Zelensky appelle à des sanctions exemplaires
"Il est urgent de prendre des mesures efficaces contre la corruption. Les sanctions sont indispensables", a déclaré le président ukrainien dans un discours prononcé lundi soir.
Le chef de l'État a souligné qu'Energoatom "fournit actuellement la plus grande part de la production d'énergie en Ukraine". "L'intégrité au sein de l'entreprise est une priorité. Dans le secteur de l'énergie, chaque industrie et chaque personne impliquée dans des systèmes de corruption doivent faire face à des conséquences juridiques claires et des condamnations doivent être prononcées", a-t-il également assuré, avant de préciser que "les représentants du gouvernement doivent collaborer avec la NABU et travailler ensemble si nécessaire pour obtenir des résultats".
Le Premier ministre ukrainien, Yulia Svyrydenko, a déclaré que son cabinet était prêt à aider la NABU et la SAP dans leur enquête. "Nous attendons les résultats des actions procédurales concernant la situation d'Energoatom et la notification rapide du gouvernement", a-t-elle déclaré.

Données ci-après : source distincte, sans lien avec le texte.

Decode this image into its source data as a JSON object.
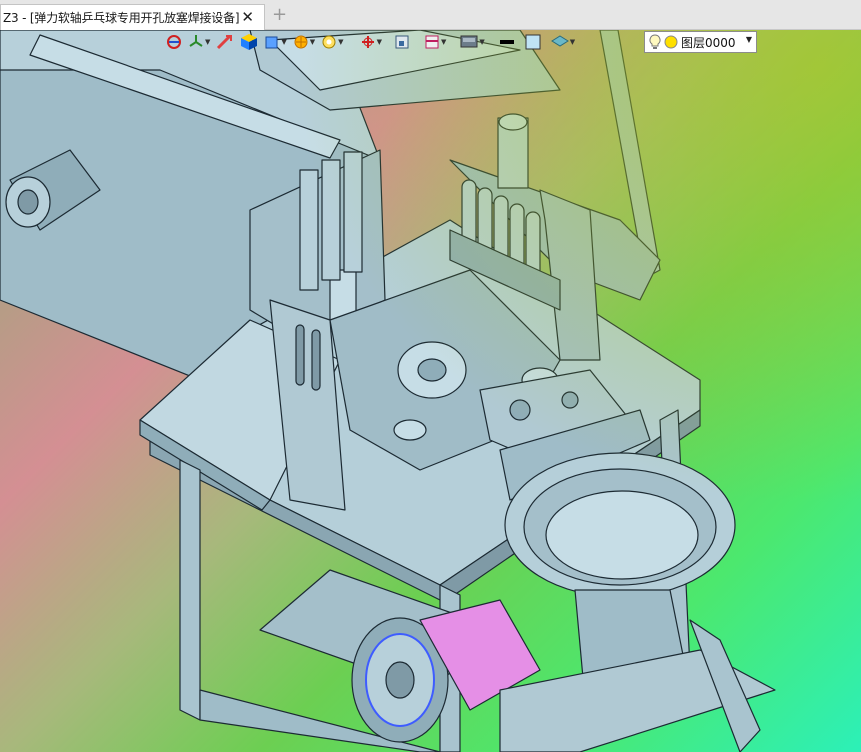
{
  "window": {
    "tab_title": "Z3 - [弹力软轴乒乓球专用开孔放塞焊接设备]",
    "close_glyph": "✕",
    "new_tab_glyph": "+"
  },
  "toolbar": {
    "icons": [
      "view-orient-icon",
      "axis-triad-icon",
      "move-arrow-icon",
      "shaded-cube-icon",
      "render-style-icon",
      "sun-icon",
      "zoom-icon",
      "spin-icon",
      "window-fit-icon",
      "section-plane-icon",
      "display-mode-icon",
      "line-color-swatch",
      "fill-color-swatch",
      "layer-visibility-icon"
    ],
    "line_color": "#000000",
    "fill_color": "#bfe3f5"
  },
  "layer": {
    "name": "图层0000",
    "bulb_icon": "lightbulb-icon",
    "dot_color": "#ffe000"
  },
  "colors": {
    "part_fill": "#a9c4cf",
    "part_dark": "#7f9aa6",
    "part_light": "#c6dde6",
    "edge": "#1c2a33",
    "magenta_part": "#e58fe6",
    "blue_part": "#3e5cff"
  }
}
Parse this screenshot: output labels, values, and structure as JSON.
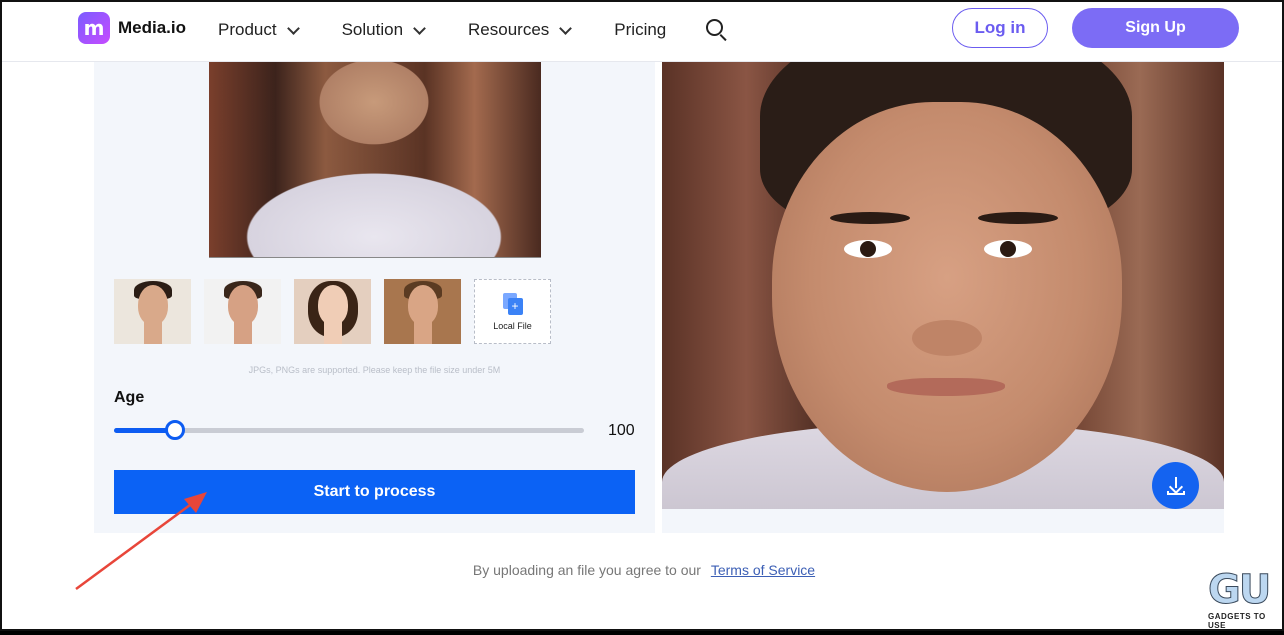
{
  "header": {
    "logo_glyph": "m",
    "logo_text": "Media.io",
    "nav": [
      {
        "label": "Product",
        "has_dropdown": true
      },
      {
        "label": "Solution",
        "has_dropdown": true
      },
      {
        "label": "Resources",
        "has_dropdown": true
      },
      {
        "label": "Pricing",
        "has_dropdown": false
      }
    ],
    "search_icon": "search-icon",
    "login_label": "Log in",
    "signup_label": "Sign Up"
  },
  "editor": {
    "sample_thumbnails": [
      "sample-man-1",
      "sample-man-2",
      "sample-woman",
      "sample-man-3"
    ],
    "local_file_label": "Local File",
    "hint": "JPGs, PNGs are supported. Please keep the file size under 5M",
    "age_label": "Age",
    "age_value": "100",
    "age_slider_fraction": 0.13,
    "process_label": "Start to process"
  },
  "result": {
    "download_icon": "download-icon"
  },
  "footer": {
    "agree_text": "By uploading an file you agree to our",
    "terms_link": "Terms of Service"
  },
  "watermark": {
    "logo": "GU",
    "tagline": "GADGETS TO USE"
  },
  "colors": {
    "brand_purple": "#7c6cf5",
    "primary_blue": "#0b62f5",
    "panel_bg": "#f3f6fb",
    "annotation_red": "#e8463a"
  }
}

"La lutte contre la corruption est l'une des principales priorités du gouvernement. Toute infraction doit faire l'objet d'une condamnation et d'une sanction inévitable", a assuré la Première ministre.
L'actuelle ministre de l'Énergie a déclaré que le secteur énergétique public se soumettrait aux enquêtes alors que les infrastructures ukrainiennes doivent faire face à de nombreuses offensives russes. "Il est très important que les enquêtes soient menées de manière transparente. [...] Dans le même temps, je veux vous rappeler que notre système énergétique est soumis à des attaques sévères et que, naturellement, tout événement chez Energoatom est scruté par chacun avec attention", a-t-elle ajouté.
Une loi anticorruption qui avait très critiquée
Cette affaire intervient quelques mois après le rétablissement de l'indépendance de deux des principaux organismes de surveillance anti-corruption du pays.
Fin juillet, la mesure visant à placer les organismes de surveillance, le NABU et le SAP, sous le contrôle du procureur général avait suscité un tollé de la part des Ukrainiens, de l'Union européenne et des groupes internationaux de défense des droits humains. Elle a fait craindre que le gouvernement ne s'immisce dans les enquêtes et ne mette ses partisans à l'abri d'investigations.
Des manifestations ont alors éclaté dans tout le pays avant que le Parlement rétropédale et n'approuve, par 331 voix et neuf abstentions, le retour de l'indépendance des deux agences.